Re: [RFC bpf-next v2 1/4] selftests/bpf: Add benchmark for bpf memory allocator

"Paul E. McKenney" <paulmck@xxxxxxxxxx> · Thu, 27 Apr 2023 06:46:27 -0700

On Wed, Apr 26, 2023 at 09:20:49PM -0700, Alexei Starovoitov wrote:
> On Sun, Apr 23, 2023 at 09:55:24AM +0800, Hou Tao wrote:
> > >
> > >> ./bench htab-mem --use-case $name --max-entries 16384 \
> > >> 	--full 50 -d 7 -w 3 --producers=8 --prod-affinity=0-7
> > >>
> > >> | name                | loop (k/s) | average memory (MiB) | peak memory (MiB) |
> > >> | --                  | --         | --                   | --                |
> > >> | no_op               | 1129       | 1.15                 | 1.15              |
> > >> | overwrite           | 24.37      | 2.07                 | 2.97              |
> > >> | batch_add_batch_del | 10.58      | 2.91                 | 3.36              |
> > >> | add_del_on_diff_cpu | 13.14      | 380.66               | 633.99            |
> > > large mem for diff_cpu case needs to be investigated.
> > The main reason is that tasks-trace RCU GP is slow and there is only one
> > inflight free callback, so the CPUs which only do element addition will allocate
> > new memory from slab continuously and the CPUs which only do element deletion
> > will free these elements continuously through call_tasks_trace_rcu(), but due to
> > the slowness of tasks-trace RCU GP, these freed elements could not be freed back
> > to slab subsystem timely.
> 
> I see. Now it makes sense. It's slow call_tasks_trace_rcu and not at all "memory can never be reused."
> Please explain things clearly in commit log.

Is this a benchmarking issue, or is this happening in real workloads?

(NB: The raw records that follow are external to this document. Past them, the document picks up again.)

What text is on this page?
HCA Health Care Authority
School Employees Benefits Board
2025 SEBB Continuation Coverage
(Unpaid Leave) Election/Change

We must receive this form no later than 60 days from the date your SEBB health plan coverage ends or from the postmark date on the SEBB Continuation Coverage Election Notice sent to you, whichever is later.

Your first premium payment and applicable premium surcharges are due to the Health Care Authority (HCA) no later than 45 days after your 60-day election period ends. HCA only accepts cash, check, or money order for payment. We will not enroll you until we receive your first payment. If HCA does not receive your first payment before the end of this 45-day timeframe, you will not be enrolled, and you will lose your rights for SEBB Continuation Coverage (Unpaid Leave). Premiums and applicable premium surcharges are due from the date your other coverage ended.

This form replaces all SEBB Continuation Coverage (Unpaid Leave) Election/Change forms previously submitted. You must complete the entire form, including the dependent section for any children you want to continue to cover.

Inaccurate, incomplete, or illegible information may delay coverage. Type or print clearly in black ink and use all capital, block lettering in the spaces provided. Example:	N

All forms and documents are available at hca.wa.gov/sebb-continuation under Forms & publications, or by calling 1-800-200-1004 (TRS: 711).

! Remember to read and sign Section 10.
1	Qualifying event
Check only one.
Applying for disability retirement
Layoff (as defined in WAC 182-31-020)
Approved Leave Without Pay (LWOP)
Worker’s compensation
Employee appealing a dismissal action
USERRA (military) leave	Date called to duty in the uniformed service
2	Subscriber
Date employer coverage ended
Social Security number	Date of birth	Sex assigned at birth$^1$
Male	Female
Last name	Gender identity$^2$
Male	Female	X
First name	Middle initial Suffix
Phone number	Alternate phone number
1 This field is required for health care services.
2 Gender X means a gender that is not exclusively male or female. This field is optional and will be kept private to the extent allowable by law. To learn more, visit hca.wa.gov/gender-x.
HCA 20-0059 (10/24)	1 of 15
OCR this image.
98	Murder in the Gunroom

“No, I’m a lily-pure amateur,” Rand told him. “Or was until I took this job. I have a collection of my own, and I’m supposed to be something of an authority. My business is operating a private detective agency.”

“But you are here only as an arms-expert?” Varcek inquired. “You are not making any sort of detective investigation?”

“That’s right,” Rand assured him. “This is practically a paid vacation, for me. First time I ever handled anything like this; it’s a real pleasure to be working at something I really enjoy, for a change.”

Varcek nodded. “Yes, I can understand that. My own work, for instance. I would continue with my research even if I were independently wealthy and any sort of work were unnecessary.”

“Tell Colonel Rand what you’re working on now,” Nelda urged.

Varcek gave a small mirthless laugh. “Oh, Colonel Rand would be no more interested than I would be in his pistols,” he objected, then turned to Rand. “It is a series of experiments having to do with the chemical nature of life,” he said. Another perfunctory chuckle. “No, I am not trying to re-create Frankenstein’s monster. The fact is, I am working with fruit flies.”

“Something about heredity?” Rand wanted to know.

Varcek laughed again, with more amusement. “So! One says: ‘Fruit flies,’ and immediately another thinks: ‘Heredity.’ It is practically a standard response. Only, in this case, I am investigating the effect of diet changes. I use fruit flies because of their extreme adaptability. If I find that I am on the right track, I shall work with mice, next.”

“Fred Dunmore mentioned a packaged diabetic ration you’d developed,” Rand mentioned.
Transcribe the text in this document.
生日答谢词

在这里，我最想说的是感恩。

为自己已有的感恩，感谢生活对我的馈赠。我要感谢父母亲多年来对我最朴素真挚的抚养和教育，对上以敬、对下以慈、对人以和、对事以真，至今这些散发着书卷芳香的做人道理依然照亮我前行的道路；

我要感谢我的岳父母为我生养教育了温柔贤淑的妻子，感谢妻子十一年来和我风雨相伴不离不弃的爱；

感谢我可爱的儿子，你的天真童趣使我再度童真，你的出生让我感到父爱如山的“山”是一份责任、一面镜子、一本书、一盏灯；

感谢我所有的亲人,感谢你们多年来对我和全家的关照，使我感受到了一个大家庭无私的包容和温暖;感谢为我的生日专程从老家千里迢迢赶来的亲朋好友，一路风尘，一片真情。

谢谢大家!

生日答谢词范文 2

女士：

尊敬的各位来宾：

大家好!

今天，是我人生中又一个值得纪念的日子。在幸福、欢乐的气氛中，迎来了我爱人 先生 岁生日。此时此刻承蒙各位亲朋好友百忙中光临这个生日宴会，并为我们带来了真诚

If the former, one trick I use in rcutorture's callback-flooding code is
to pass the ready-to-be-freed memory directly back to the allocating CPU.
Which might be what you were getting at with your "maybe stealing from
free_list of other CPUs".

If this is happening in real workloads, then I would like to better
understand that workload.

							Thanx, Paul